Guide plate, 10...one edge, 11...tapered part,
12... Inclined surface, 13... Guide groove, 15... Laser head.

Claims (1)

[Scope of Claims] 1. A device for cutting off the remaining end of an endless ribbon which has both ends of the ribbon overlapped on the entire surface along the longitudinal direction and welded at a weld line crossing the longitudinal direction; Two flat band-shaped guide plates formed into blade shapes by sloped surfaces that gradually become thinner from one side to the other, and two guide plates facing each other with one edge parallel to each other and spaced apart, A support stand supported at one end with its sloped surfaces located on opposite sides, one side of both guide plates parallel to each other, and planes including one side of each guide plate brought close to each other, and a support stand that is supported at one end, and a support stand that faces each of the sloped surfaces of the two guide plates.
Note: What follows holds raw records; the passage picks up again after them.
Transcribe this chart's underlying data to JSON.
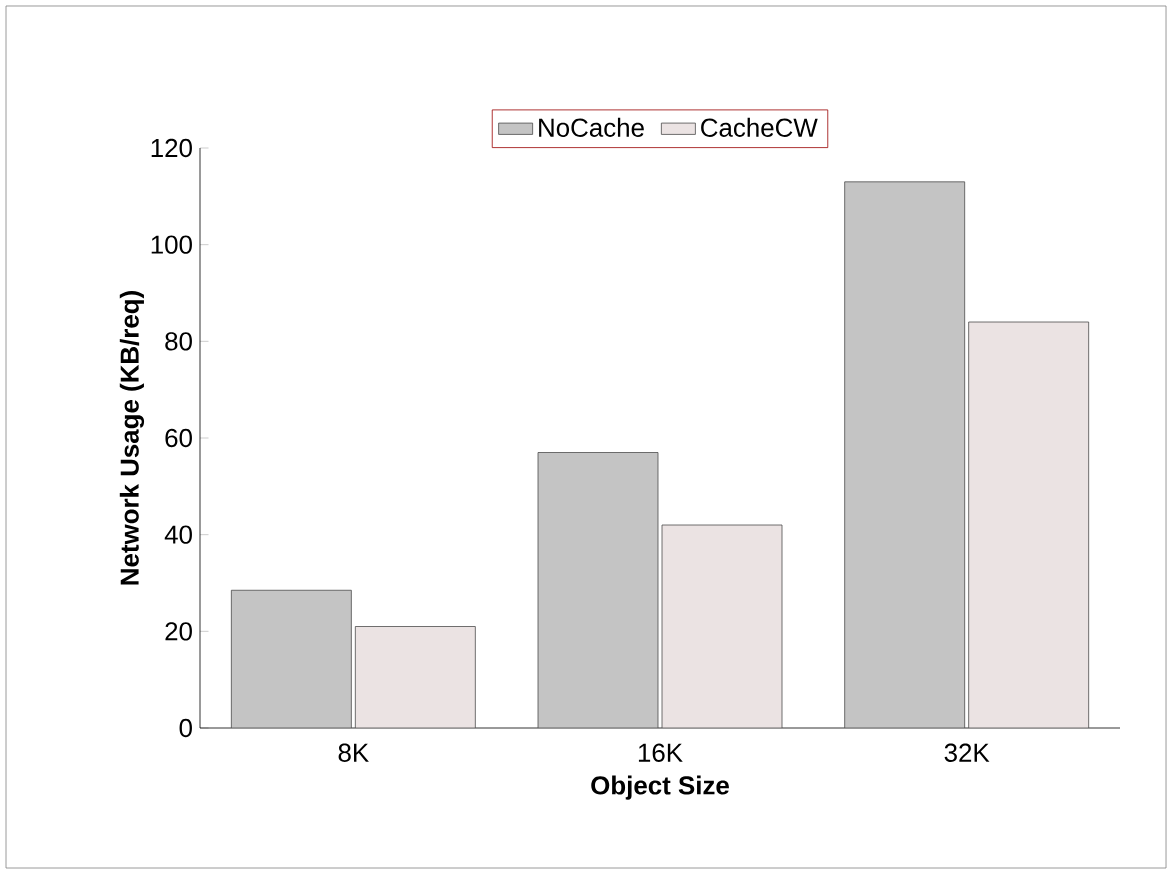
{
  "chart_data": {
    "type": "bar",
    "xlabel": "Object Size",
    "ylabel": "Network Usage (KB/req)",
    "categories": [
      "8K",
      "16K",
      "32K"
    ],
    "series": [
      {
        "name": "NoCache",
        "color": "#c4c4c4",
        "values": [
          28.5,
          57,
          113
        ]
      },
      {
        "name": "CacheCW",
        "color": "#ebe3e3",
        "values": [
          21,
          42,
          84
        ]
      }
    ],
    "ylim": [
      0,
      120
    ],
    "yticks": [
      0,
      20,
      40,
      60,
      80,
      100,
      120
    ],
    "grid": false,
    "legend": "top"
  }
}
Two cutting devices are installed on both sides of the two guide plates and are movable together along one parallel edge of the guide plates.
An endless ribbon end cutting device comprising: a clamping device; 2. The endless ribbon residual end cutting device according to claim 1, wherein the cutting device is a laser cutting device. 3. Cutting off the remaining end of the endless ribbon according to claim 1 or 2, characterized in that there is a gap equal to the thickness of the ribbon between the planes including one side of each of the two guide plates. Device. 4. The endless ribbon surplus according to any one of claims 1 to 3, characterized in that the distance between the parallel opposing edges of the two guide plates is equal to the width of the weld line of the ribbon. End cutting device.